Pneumococcal urinary antigen testing (PUAT) has recently been shown to direct narrow spectrum antibiotic therapy when positive in children or allow earlier de-escalation from broad spectrum antibiotics.⁶

When Staphylococcus aureus is suspected, methicillin resistance (MRSA) must be considered. Vancomycin has been standard therapy for this pathogen unless clindamycin susceptibility is documented. A recent study showed that the newer cephalosporin, ceftaroline, used as monotherapy or in combination with a macrolide or quinolone resulted in a lower hospital mortality rate than standard therapy with vancomycin or combination antibiotics.⁷

              Other data used to determine probable causes of CAP include associated clinical signs and symptoms, chest x-ray findings, and diagnostic laboratory tests. Sputum is rarely produced by children during episodes of pneumonia, so the usual common step in the management of adult severe pneumonias, Gram stain examination of sputum is eliminated.

              Antibiotics are selected primarily on the basis of age and severity of illness.  Duration of therapy is 7 to 10 days for uncomplicated CAP.  Once the causative agent is identified by culture or with one of the rapid antigen detection assays, specific therapy may be readily selected.

      Treatment of pneumonia is usually empiric but the preference for narrow spectrum antibiotics should be emphasized .¹  Amoxicillin for children and a quinolone for adults is the usual therapy.

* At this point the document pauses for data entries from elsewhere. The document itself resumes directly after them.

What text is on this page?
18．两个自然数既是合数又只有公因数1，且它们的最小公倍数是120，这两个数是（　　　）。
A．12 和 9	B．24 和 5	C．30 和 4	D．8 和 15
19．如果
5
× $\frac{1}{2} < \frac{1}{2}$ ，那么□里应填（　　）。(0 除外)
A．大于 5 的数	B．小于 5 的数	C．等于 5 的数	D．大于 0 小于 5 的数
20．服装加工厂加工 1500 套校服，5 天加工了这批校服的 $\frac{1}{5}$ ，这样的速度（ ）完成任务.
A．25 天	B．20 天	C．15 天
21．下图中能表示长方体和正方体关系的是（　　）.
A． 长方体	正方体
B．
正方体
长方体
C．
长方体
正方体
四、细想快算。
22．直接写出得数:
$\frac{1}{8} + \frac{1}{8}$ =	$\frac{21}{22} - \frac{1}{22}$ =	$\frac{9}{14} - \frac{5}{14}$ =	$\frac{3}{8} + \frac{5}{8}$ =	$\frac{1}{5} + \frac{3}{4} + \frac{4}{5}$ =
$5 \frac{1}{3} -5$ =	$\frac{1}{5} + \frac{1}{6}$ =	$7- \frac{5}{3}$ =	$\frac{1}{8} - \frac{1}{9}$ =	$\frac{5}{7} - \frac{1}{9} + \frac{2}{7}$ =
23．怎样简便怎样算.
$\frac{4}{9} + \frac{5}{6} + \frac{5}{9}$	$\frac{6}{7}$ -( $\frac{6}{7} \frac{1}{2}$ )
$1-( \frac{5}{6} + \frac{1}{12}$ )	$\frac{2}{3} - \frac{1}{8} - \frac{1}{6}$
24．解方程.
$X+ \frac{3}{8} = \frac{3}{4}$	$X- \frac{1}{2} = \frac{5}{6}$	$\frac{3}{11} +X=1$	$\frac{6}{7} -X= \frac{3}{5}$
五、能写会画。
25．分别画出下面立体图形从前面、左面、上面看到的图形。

      If a patient with mild CAP does not respond to initial antibacterial therapy, the most likely explanation is a viral cause but for severely ill patients, other bacterial etiologies should also be considered, particularly MRSA where the addition of caftaroline would be considered.⁷   

References

1. Schweitzer VA et al. Narrow-spectrum antibiotics for community-acquired pneumonia in Dutch adults (CAP-PACT): a cross-sectional, stepped-wedge, cluster-randomised, non-inferiority, antimicrobial stewardship intervention trial. Lancet Infect Dis. 2021(Oct 7).
2. Uddin M et al. Effectiveness of Beta-Lactam plus Doxycycline for Patients Hospitalized with Community-Acquired Pneumonia Clin Infect Dis. 2021;ciab863 (Nov 9).
3. Dinh A et al. Factors Associated With Treatment Failure in Moderately Severe Community-Acquired Pneumonia: A Secondary Analysis of a Randomized Clinical Trial. JAMA Netw Open. 2021;4(10):e2129566 (Oct 15).
4. Huang C et al. Heparin-Binding Protein in Critically Ill Children With Severe Community-Acquired Pneumonia. Front Pediatr. 2021 (Oct 28).
5. Bielicki JA et al. Effect of Amoxicillin Dose and Treatment Duration on the Need for Antibiotic Re-treatment in Children With Community-Acquired Pneumonia: The CAP-IT Randomized Clinical Trial. JAMA. 2021;326(17):1713-1724 (Nov 2).
6. Greenfield A et al. Impact of Streptococcus pneumoniae Urinary Antigen Testing in Patients with Community-acquired Pneumonia Admitted within a Large Academic Health System. Open Forum Infect Dis. 2021;ofab522 (Oct 22).
7. Cilloniz C et al. Impact on in-hospital mortality of ceftaroline versus standard of care in community-acquired pneumonia: a propensity-matched analysis. Eur J Clin Microbiol Infect Dis. 2021 (Nov 12).